A: There are several producers of vaccines for influenza. The existing vaccines are based on a 60-year-old technology that mainly uses eggs inoculated by the virus. Producers work with a deactivated virus but it is still a virus. Biotechnology techniques enable us to stop using the virus and work with its DNA instead. This creates an immune response from the organism and the vaccine is a lot cleaner because it does not use either the actual virus, chicken embryos, preservatives or allergens. We expect new strains of influenza virus to appear in the future as viruses constantly mutate. In the case of a pandemic, it would take egg-based vaccines six to eight months to be ready, whereas the recombinant DNA vaccine would be ready in around two months. Every year the WHO identifies the most prevalent strains and identifies three or four of them to produce trivalent or quadrivalent vaccines. Our vaccine is trivalent and next year we will have the quadrivalent.

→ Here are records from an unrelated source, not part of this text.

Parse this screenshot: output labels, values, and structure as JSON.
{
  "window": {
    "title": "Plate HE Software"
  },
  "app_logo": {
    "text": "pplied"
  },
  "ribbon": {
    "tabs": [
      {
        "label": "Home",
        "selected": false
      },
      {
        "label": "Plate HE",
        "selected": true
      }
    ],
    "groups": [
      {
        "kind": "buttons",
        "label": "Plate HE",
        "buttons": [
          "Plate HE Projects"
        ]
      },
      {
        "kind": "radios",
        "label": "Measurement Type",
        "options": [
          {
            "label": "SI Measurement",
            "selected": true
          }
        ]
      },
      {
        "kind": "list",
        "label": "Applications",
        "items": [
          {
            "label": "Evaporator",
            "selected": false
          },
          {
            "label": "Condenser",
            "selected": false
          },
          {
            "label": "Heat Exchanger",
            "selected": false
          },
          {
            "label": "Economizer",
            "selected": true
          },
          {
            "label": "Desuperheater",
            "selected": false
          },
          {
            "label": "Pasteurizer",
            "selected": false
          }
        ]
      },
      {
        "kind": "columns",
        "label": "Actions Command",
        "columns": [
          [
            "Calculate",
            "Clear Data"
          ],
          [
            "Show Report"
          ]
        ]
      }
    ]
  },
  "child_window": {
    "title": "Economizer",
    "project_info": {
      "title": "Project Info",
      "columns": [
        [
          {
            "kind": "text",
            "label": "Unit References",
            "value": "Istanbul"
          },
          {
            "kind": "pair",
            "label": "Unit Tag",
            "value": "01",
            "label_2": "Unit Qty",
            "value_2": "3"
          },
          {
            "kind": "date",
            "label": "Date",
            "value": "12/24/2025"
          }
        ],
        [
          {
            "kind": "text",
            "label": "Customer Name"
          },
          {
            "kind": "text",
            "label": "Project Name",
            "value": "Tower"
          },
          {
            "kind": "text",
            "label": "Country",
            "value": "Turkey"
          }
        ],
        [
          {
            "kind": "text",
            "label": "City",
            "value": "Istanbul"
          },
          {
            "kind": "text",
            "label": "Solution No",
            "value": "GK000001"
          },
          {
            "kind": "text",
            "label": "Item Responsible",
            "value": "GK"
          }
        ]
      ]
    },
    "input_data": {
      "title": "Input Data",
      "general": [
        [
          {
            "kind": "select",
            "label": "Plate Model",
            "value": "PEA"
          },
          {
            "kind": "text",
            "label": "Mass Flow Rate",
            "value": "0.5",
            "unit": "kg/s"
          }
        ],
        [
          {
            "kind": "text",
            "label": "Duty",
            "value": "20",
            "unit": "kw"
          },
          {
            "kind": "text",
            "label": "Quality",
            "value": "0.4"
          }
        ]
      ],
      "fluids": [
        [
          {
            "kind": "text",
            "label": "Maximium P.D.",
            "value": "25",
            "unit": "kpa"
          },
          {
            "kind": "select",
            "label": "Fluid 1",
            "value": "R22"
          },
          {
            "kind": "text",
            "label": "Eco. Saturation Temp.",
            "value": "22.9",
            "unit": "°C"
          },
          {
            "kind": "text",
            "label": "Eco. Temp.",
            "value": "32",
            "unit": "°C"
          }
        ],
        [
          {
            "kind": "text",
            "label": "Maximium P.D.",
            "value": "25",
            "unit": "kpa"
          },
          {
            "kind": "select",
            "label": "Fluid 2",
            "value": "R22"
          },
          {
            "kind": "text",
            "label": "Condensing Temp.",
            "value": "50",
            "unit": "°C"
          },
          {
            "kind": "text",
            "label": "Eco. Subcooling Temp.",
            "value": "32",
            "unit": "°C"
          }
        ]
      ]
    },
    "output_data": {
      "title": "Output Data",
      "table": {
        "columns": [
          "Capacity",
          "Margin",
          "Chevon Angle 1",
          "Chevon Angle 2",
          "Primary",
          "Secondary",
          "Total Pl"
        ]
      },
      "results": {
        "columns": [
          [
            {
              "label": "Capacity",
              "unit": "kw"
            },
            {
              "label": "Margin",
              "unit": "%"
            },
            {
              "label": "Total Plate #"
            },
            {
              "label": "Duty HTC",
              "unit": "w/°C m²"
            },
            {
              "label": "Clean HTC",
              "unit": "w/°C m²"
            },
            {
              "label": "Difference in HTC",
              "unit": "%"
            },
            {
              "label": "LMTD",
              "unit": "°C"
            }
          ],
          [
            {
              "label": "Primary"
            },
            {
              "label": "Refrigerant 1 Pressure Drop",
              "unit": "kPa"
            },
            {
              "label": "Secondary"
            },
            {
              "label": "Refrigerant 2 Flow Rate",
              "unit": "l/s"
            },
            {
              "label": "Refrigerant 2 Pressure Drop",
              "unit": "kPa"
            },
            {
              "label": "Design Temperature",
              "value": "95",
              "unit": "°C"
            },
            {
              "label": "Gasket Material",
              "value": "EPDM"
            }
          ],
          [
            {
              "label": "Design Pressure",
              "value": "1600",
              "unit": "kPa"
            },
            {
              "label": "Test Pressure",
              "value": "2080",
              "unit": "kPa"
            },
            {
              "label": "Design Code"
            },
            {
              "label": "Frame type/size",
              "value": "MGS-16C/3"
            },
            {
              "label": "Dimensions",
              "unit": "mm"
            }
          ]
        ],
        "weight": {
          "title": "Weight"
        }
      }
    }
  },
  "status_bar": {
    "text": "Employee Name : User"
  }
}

Q: What do your expansion plans include?

A: We are focused on growing and becoming stronger and international. We are already present in Europe with some generics. Some of our OTC products are also present in the US and we are in the process of launching generics into this market. We are consolidating our infrastructure capabilities with our new plant for biotechnology medicines, vaccines and other highly specialized medicines. Also, we are working to create awareness of our brand as to be associated with quality, ethics and trust, which are the pillars of the industry. We are creating partnerships to enter the US generics’ market but our biggest challenge is to improve perception of Mexican products. We are building a new facility in the State of Mexico that is going to be a highly specialized site for the production of biotechnology drugs and injectable products. The first stage of our plant will open in 2017 and is part of a bigger project. We are aiming to produce highly specialized treatments for cancer, rheumatoid arthritis and other chronic non-communicable diseases. In line with this, I think the government should play a much more active role in supporting local companies and Mexico should be independent in terms of providing healthcare to the population through local manufacturing and infrastructure. This is something we have not seen lately but I think there is much more interest and awareness today with key figures realizing the strategic importance of the pharmaceutical industry. Prioritizing healthcare as a driver of economic development is also one of the main challenges and educational healthcare is crucial to the system.